In fact, Adobe found, 80% of creatives surveyed believe that they’re expected to learn new tools and techniques, and 75% agreed that they would fall behind if they didn’t actively stay current with all of the industry’s changes.

The fear of being financially unstable is also a very real one. Entrepreneur and author Ted Leonhardt points out that creatives are simply more vulnerable to being underpaid than other workers.

“The reason is really quite simple,” he explains, “It is because the work that we do is completely personal.”

Having a deep personal connection to our own work can make it difficult to ask for what we’re worth; add to that the fact that many clients simply don’t value the work we do, and that traditionally, getting away with under-paying or outright stiffing freelancers hasn’t been that hard to do, and you’ve got a climate of tentative finances, at best.

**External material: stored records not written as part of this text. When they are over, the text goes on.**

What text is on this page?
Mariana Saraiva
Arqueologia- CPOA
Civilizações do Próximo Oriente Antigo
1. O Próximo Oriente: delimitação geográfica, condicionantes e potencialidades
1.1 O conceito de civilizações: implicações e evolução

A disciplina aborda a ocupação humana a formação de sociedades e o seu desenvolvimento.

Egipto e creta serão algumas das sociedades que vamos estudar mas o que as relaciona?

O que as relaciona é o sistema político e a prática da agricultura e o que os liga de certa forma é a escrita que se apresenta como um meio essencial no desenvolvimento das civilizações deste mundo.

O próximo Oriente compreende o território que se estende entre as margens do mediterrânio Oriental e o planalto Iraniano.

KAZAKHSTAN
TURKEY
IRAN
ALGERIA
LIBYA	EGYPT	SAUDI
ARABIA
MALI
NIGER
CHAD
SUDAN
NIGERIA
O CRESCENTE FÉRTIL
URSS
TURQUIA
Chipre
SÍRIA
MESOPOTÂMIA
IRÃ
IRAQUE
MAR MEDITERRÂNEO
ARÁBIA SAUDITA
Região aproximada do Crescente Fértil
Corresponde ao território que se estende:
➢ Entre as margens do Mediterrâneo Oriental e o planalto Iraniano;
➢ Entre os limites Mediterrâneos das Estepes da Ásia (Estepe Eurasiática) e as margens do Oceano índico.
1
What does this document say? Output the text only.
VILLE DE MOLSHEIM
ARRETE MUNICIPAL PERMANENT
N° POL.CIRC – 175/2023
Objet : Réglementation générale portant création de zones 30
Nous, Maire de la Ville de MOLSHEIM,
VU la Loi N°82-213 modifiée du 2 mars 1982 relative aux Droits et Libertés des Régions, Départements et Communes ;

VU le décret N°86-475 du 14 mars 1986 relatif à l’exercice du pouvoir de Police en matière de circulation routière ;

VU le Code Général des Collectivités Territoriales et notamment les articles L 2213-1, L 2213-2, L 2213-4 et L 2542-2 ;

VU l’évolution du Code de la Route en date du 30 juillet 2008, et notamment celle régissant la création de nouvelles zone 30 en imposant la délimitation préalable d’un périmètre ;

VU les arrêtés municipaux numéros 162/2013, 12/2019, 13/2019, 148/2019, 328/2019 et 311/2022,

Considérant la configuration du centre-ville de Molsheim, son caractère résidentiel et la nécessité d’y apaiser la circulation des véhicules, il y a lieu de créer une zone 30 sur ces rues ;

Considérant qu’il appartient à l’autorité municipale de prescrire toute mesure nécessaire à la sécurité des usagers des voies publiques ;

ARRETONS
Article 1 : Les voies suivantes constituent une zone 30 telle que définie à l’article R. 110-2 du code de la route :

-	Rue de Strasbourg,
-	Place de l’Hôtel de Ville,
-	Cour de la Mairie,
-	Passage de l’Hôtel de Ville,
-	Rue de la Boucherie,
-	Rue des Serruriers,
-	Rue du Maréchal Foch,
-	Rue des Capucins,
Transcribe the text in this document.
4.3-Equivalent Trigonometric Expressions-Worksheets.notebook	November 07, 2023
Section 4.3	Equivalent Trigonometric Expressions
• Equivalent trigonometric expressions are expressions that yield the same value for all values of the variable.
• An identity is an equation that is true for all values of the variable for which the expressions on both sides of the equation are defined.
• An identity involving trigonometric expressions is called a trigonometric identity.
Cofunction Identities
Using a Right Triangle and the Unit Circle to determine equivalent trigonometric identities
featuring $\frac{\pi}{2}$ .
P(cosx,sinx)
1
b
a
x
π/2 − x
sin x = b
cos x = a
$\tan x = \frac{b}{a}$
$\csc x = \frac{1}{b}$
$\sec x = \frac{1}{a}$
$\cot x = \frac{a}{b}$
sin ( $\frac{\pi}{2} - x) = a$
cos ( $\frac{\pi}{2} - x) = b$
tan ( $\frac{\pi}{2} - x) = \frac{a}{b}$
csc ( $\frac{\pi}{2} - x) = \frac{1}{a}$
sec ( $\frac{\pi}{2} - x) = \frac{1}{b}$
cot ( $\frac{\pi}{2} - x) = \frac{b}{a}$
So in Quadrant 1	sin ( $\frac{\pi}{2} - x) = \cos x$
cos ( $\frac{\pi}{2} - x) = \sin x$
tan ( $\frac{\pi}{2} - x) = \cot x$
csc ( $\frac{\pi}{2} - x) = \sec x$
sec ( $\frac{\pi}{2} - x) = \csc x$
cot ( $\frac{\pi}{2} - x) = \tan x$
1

Fortunately, some of these fears have concrete solutions. Access to education (oh, hey there. Have you checked out our class calendar?) through online communities has become such a hot trend that even traditional bastions of higher ed have gotten in on the game, and collaboration with other creatives is a desire that many often-solitary freelancers and contractors identified as a way to help assuage concerns about keeping pace and creating enough content. Co-working spaces and other community-minded projects are cropping up around the world, encouraging creatives to face their fears together.

There’s also been a high degree of advocacy for freelancers in the last several years. Sara Horowitz’s Freelancers Union has worked to foster a community that encourages sharing, as well as to get real legislation passed that would protect freelancers from non-payment. Reporting notorious non-payers has empowered freelancers to speak up and demand more.

Freelancers, solo artists, contractors, and even full-time workers who sometimes freelance may not be quantified by traditional labor statistics, but Adobe’s survey proves one thing: We are a real class of workers, and we have real, legitimate fears.